Com esta demissão (ou “desconvite) o suposto guardião moral da República de Curitiba novamente deixou de lado qualquer preocupação com a coerência. Sinalizou claramente que os interesses políticos do grupo ao que se aliou superam a dita preocupação com o futuro do país. Ao mesmo tempo demonstrou que na pasta que comanda, a competência não é o fator primordial. Aderiu ao chamado pensamento único, que não admite, sequer em um conselho, portanto, um colegiado, pessoas com ideias e propostas divergentes.

Definitivamente chancelou a diferença da sua conduta com a do decano do Supremo que, segundo consta, almejaria substituir. Sua atitude nesta quinta-feira rendendo-se às pressões sofridas pela matilha, selou de vez a distância que o separa de uma carreira onde sobressaia a dignidade.

Em posição diametralmente oposta, Mello, na quarta-feira, 20 de fevereiro, ao proferir o já histórico voto a favor da criminalização da homofobia (Homofobia, STF, Bolsonaro, Congresso. E o Lula?), demonstrou seu desprezo ao aplauso fácil em nome da coerência em posicionar-se a favor das minorias. Acentuou, inclusive, ter consciência de que remava contra a maré. Por isso admitiu que seria “inevitavelmente incluído no índex, mantido pelos cultores da intolerância.”

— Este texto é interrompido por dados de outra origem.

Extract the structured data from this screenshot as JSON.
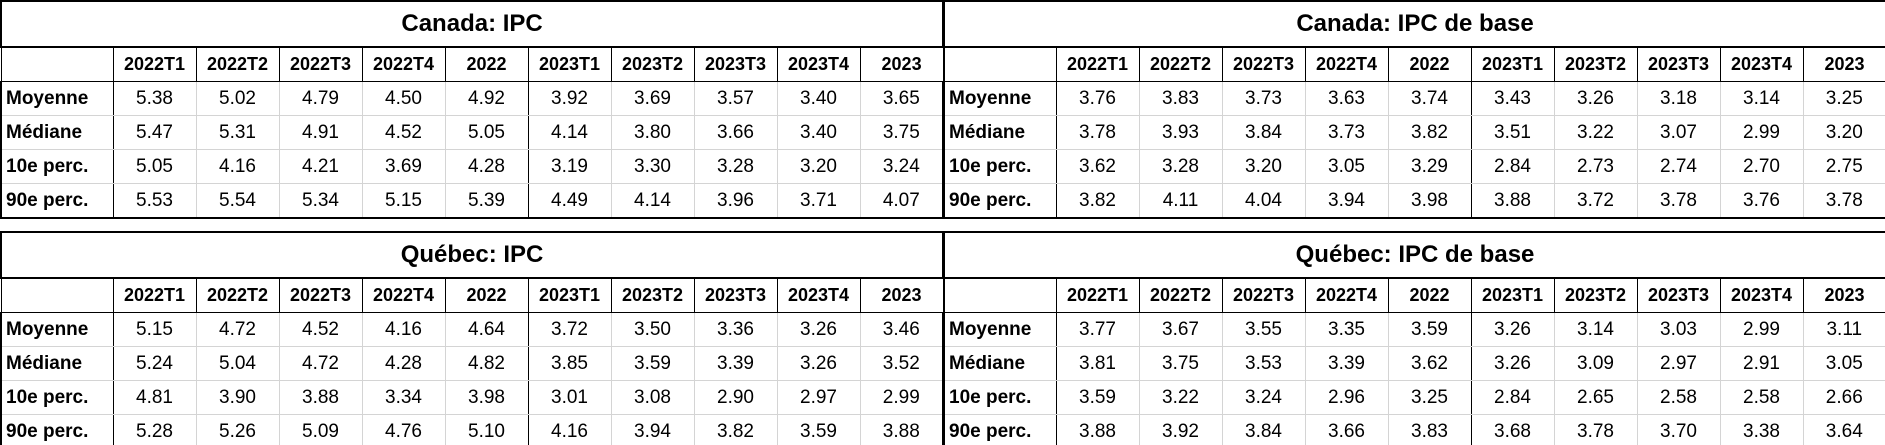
{
  "tables": [
    {
      "title": "Canada: IPC",
      "columns": [
        "2022T1",
        "2022T2",
        "2022T3",
        "2022T4",
        "2022",
        "2023T1",
        "2023T2",
        "2023T3",
        "2023T4",
        "2023"
      ],
      "rows": [
        {
          "label": "Moyenne",
          "values": [
            "5.38",
            "5.02",
            "4.79",
            "4.50",
            "4.92",
            "3.92",
            "3.69",
            "3.57",
            "3.40",
            "3.65"
          ]
        },
        {
          "label": "Médiane",
          "values": [
            "5.47",
            "5.31",
            "4.91",
            "4.52",
            "5.05",
            "4.14",
            "3.80",
            "3.66",
            "3.40",
            "3.75"
          ]
        },
        {
          "label": "10e perc.",
          "values": [
            "5.05",
            "4.16",
            "4.21",
            "3.69",
            "4.28",
            "3.19",
            "3.30",
            "3.28",
            "3.20",
            "3.24"
          ]
        },
        {
          "label": "90e perc.",
          "values": [
            "5.53",
            "5.54",
            "5.34",
            "5.15",
            "5.39",
            "4.49",
            "4.14",
            "3.96",
            "3.71",
            "4.07"
          ]
        }
      ]
    },
    {
      "title": "Canada: IPC de base",
      "columns": [
        "2022T1",
        "2022T2",
        "2022T3",
        "2022T4",
        "2022",
        "2023T1",
        "2023T2",
        "2023T3",
        "2023T4",
        "2023"
      ],
      "rows": [
        {
          "label": "Moyenne",
          "values": [
            "3.76",
            "3.83",
            "3.73",
            "3.63",
            "3.74",
            "3.43",
            "3.26",
            "3.18",
            "3.14",
            "3.25"
          ]
        },
        {
          "label": "Médiane",
          "values": [
            "3.78",
            "3.93",
            "3.84",
            "3.73",
            "3.82",
            "3.51",
            "3.22",
            "3.07",
            "2.99",
            "3.20"
          ]
        },
        {
          "label": "10e perc.",
          "values": [
            "3.62",
            "3.28",
            "3.20",
            "3.05",
            "3.29",
            "2.84",
            "2.73",
            "2.74",
            "2.70",
            "2.75"
          ]
        },
        {
          "label": "90e perc.",
          "values": [
            "3.82",
            "4.11",
            "4.04",
            "3.94",
            "3.98",
            "3.88",
            "3.72",
            "3.78",
            "3.76",
            "3.78"
          ]
        }
      ]
    },
    {
      "title": "Québec: IPC",
      "columns": [
        "2022T1",
        "2022T2",
        "2022T3",
        "2022T4",
        "2022",
        "2023T1",
        "2023T2",
        "2023T3",
        "2023T4",
        "2023"
      ],
      "rows": [
        {
          "label": "Moyenne",
          "values": [
            "5.15",
            "4.72",
            "4.52",
            "4.16",
            "4.64",
            "3.72",
            "3.50",
            "3.36",
            "3.26",
            "3.46"
          ]
        },
        {
          "label": "Médiane",
          "values": [
            "5.24",
            "5.04",
            "4.72",
            "4.28",
            "4.82",
            "3.85",
            "3.59",
            "3.39",
            "3.26",
            "3.52"
          ]
        },
        {
          "label": "10e perc.",
          "values": [
            "4.81",
            "3.90",
            "3.88",
            "3.34",
            "3.98",
            "3.01",
            "3.08",
            "2.90",
            "2.97",
            "2.99"
          ]
        },
        {
          "label": "90e perc.",
          "values": [
            "5.28",
            "5.26",
            "5.09",
            "4.76",
            "5.10",
            "4.16",
            "3.94",
            "3.82",
            "3.59",
            "3.88"
          ]
        }
      ]
    },
    {
      "title": "Québec: IPC de base",
      "columns": [
        "2022T1",
        "2022T2",
        "2022T3",
        "2022T4",
        "2022",
        "2023T1",
        "2023T2",
        "2023T3",
        "2023T4",
        "2023"
      ],
      "rows": [
        {
          "label": "Moyenne",
          "values": [
            "3.77",
            "3.67",
            "3.55",
            "3.35",
            "3.59",
            "3.26",
            "3.14",
            "3.03",
            "2.99",
            "3.11"
          ]
        },
        {
          "label": "Médiane",
          "values": [
            "3.81",
            "3.75",
            "3.53",
            "3.39",
            "3.62",
            "3.26",
            "3.09",
            "2.97",
            "2.91",
            "3.05"
          ]
        },
        {
          "label": "10e perc.",
          "values": [
            "3.59",
            "3.22",
            "3.24",
            "2.96",
            "3.25",
            "2.84",
            "2.65",
            "2.58",
            "2.58",
            "2.66"
          ]
        },
        {
          "label": "90e perc.",
          "values": [
            "3.88",
            "3.92",
            "3.84",
            "3.66",
            "3.83",
            "3.68",
            "3.78",
            "3.70",
            "3.38",
            "3.64"
          ]
        }
      ]
    }
  ]
}
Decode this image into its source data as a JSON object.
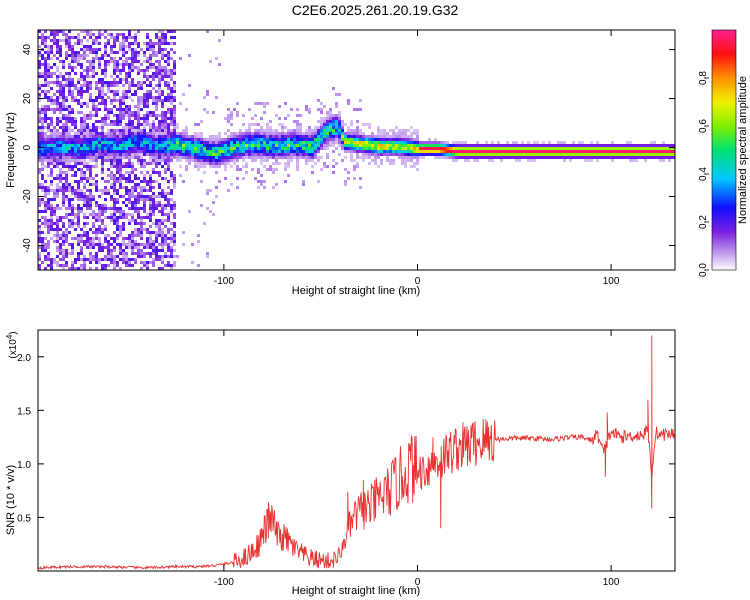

Apesar dessa “convicção”, não abriu mão de seus princípios e posicionamentos, como tem feito o ministro da Justiça. Ao contrário, fez questão de criticar/denunciar aqueles de “mentes sombrias, que rejeitam o pensamento crítico, que repudiam o direito ao dissenso, que ignoram o sentido democrático da alteridade e do pluralismo de ideias, que se apresentam como corifeus e epígonos de sectárias doutrinas fundamentalistas, desconhecem a importância do convívio harmonioso e respeitoso entre visões de mundo antagônicas“.

Exatamente os mesmos que compõem a “matilha” à qual Moro cedeu, nesta quinta-feira. Atitude com a qual demonstrou a sua falta de coragem em manter-se coerente a seus posicionamentos e pensamentos. Exatamente uma das exigências para se conquistar a reputação como a que o decano do STF desfruta.

Gesto suficiente para, em uma sociedade ética, afastá-lo de vez do cargo que almeja. Afinal, demonstrou lhe faltar estofo para substituir o atual ocupante daquela cadeira no plenário do Supremo.